The pope prepares for a controversial trip to Turkey
IT HAS been called the most hazardous journey undertaken by a Roman pontiff in modern times. Some of the hazards of this week’s papal visit to Turkey may be unavoidable, others may have been of his own making. The trip by Pope Benedict XVI, which begins on Tuesday November 28th, was first conceived as an exercise in intra-Christian diplomacy: a visit to the Patriarch Bartholomew I, the most senior bishop of the worldwide Orthodox church, who resides in Istanbul.

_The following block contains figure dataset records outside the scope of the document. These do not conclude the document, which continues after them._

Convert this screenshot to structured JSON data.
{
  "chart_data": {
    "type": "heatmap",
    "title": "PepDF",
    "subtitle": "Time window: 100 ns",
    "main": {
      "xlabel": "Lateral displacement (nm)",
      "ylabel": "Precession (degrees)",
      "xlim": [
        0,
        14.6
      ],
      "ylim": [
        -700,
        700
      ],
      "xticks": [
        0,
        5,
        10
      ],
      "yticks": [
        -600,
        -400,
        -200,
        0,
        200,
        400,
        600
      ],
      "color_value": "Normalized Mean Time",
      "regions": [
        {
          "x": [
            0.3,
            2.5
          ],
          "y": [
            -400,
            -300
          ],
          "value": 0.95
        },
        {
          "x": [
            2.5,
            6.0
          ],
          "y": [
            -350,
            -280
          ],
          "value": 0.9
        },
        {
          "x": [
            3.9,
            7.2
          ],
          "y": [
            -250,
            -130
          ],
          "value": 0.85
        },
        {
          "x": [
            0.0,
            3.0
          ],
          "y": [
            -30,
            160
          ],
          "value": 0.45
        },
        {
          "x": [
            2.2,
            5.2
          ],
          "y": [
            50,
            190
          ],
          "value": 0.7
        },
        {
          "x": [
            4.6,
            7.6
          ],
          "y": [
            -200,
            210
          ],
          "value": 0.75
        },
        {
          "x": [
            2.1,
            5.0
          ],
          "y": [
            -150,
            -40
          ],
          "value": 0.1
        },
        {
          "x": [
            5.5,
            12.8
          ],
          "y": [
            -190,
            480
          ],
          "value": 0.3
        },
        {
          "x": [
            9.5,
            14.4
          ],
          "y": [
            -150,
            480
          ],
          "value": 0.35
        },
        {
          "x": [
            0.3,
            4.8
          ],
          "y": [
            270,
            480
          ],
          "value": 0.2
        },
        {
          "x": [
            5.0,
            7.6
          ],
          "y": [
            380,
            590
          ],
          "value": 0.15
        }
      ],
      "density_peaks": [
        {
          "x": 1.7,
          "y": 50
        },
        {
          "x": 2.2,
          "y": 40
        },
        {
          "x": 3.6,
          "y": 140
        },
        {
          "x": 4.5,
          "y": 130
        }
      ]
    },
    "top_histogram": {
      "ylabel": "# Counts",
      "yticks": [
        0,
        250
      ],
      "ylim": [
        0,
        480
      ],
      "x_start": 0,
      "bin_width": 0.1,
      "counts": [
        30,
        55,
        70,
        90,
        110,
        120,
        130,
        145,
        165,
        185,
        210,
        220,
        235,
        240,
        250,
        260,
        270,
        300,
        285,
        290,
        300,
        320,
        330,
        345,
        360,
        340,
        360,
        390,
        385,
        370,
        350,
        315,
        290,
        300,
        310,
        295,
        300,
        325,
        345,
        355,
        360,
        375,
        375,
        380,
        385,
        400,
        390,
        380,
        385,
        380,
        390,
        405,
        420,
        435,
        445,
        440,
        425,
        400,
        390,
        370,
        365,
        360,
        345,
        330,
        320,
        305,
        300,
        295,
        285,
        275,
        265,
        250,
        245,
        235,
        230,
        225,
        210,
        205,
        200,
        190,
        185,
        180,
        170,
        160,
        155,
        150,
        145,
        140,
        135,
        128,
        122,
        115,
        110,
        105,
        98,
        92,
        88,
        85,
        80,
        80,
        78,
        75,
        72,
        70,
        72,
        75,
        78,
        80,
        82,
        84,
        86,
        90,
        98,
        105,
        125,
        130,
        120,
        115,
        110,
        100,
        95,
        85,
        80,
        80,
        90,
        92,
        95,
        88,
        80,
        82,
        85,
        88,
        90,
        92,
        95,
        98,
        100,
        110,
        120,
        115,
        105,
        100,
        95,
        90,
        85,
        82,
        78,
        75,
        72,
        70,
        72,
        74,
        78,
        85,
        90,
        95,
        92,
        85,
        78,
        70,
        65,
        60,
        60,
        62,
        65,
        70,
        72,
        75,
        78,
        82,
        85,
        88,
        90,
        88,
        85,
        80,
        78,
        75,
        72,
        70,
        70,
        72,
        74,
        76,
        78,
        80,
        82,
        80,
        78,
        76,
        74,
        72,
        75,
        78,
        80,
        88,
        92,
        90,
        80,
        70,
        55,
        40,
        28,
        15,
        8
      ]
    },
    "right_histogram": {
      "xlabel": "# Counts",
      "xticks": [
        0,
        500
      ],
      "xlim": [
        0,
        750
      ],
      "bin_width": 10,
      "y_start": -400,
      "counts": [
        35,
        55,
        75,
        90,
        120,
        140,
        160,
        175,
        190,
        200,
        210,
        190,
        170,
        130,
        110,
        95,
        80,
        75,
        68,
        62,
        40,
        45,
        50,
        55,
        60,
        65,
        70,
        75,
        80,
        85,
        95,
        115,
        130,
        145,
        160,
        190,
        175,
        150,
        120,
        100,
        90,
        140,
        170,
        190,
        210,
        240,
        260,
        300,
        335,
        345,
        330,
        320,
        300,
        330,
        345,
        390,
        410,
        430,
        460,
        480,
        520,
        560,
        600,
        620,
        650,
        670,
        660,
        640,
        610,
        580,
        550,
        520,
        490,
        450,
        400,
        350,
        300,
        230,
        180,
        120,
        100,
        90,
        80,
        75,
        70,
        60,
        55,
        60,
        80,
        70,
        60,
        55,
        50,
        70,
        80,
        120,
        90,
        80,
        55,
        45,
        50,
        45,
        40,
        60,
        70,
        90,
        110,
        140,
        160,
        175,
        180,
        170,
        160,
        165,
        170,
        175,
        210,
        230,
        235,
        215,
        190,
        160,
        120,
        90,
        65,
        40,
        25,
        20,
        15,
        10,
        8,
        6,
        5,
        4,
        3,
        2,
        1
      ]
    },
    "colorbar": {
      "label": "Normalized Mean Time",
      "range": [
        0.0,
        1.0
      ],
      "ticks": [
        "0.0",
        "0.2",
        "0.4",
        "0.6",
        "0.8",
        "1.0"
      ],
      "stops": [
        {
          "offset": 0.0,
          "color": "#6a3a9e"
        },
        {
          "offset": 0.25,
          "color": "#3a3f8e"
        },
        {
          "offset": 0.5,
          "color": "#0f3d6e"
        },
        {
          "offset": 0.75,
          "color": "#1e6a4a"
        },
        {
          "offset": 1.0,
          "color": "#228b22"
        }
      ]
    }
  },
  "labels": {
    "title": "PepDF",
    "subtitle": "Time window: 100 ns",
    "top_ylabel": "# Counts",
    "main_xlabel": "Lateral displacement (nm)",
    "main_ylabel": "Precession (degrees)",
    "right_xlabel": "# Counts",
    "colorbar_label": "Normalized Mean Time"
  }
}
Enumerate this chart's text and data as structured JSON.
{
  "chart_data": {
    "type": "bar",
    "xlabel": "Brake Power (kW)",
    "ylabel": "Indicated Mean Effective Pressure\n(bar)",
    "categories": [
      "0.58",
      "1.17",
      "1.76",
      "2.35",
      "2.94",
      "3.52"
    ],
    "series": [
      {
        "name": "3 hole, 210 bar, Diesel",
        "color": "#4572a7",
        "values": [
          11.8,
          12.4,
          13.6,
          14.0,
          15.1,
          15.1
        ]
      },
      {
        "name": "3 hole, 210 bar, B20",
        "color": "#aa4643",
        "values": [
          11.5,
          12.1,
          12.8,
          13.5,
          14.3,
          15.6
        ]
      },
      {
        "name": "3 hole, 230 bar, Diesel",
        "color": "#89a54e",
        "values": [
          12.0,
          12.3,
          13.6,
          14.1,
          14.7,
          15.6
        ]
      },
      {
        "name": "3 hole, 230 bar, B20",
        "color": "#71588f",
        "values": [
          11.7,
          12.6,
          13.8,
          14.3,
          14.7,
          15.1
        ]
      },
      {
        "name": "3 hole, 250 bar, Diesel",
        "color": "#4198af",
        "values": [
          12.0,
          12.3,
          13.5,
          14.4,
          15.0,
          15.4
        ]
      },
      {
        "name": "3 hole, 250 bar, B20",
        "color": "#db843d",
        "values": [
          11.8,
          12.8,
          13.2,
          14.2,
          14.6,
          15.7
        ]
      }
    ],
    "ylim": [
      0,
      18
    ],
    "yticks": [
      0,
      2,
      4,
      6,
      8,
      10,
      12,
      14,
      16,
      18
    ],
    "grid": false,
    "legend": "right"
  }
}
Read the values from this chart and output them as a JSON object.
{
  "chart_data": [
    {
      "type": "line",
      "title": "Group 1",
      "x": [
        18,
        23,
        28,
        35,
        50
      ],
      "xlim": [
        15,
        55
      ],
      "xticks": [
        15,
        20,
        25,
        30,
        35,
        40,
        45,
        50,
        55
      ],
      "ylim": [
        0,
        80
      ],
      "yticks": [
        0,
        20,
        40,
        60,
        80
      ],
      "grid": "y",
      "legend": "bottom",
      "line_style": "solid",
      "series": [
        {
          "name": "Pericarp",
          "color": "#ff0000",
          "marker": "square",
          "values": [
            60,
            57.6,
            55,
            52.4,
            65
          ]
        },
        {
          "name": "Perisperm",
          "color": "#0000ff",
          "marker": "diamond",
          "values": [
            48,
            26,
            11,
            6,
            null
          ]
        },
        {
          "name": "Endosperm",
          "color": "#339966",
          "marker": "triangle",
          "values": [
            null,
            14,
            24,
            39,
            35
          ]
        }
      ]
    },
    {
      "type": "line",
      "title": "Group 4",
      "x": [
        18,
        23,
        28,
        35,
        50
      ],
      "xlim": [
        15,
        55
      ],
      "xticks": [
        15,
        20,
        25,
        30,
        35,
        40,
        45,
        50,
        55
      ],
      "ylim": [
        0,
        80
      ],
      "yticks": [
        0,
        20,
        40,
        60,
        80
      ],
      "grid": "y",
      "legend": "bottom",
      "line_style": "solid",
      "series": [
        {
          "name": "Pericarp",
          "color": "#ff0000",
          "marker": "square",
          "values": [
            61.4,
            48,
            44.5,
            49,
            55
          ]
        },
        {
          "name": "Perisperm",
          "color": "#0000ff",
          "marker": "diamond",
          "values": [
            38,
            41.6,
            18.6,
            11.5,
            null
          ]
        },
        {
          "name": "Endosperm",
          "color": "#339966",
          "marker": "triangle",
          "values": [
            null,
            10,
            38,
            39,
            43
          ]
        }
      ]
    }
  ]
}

It was largely at the insistence of the government in Ankara that the purpose of the journey was broadened into an opportunity for the pontiff to test and possibly re-examine his hitherto sceptical view of Turkey. But the omens in recent months have not been benign. The pope upset two large sections of Turkish society with a lecture on September 12th in which he quoted (without endorsing) a Byzantine emperor who suggested that Islam had engendered nothing but violence. Devout Muslims in Turkey (and around the world) were offended by the insult to their faith. Secular-nationalist Turks bristled at the mention of a Byzantine monarch. No wonder that some leading members of Turkey’s mildly Islamist government have seemed at pains to find excuses not to meet the pontiff, although the prime minister, Recep Tayyip Erdogan, now says that he will do so.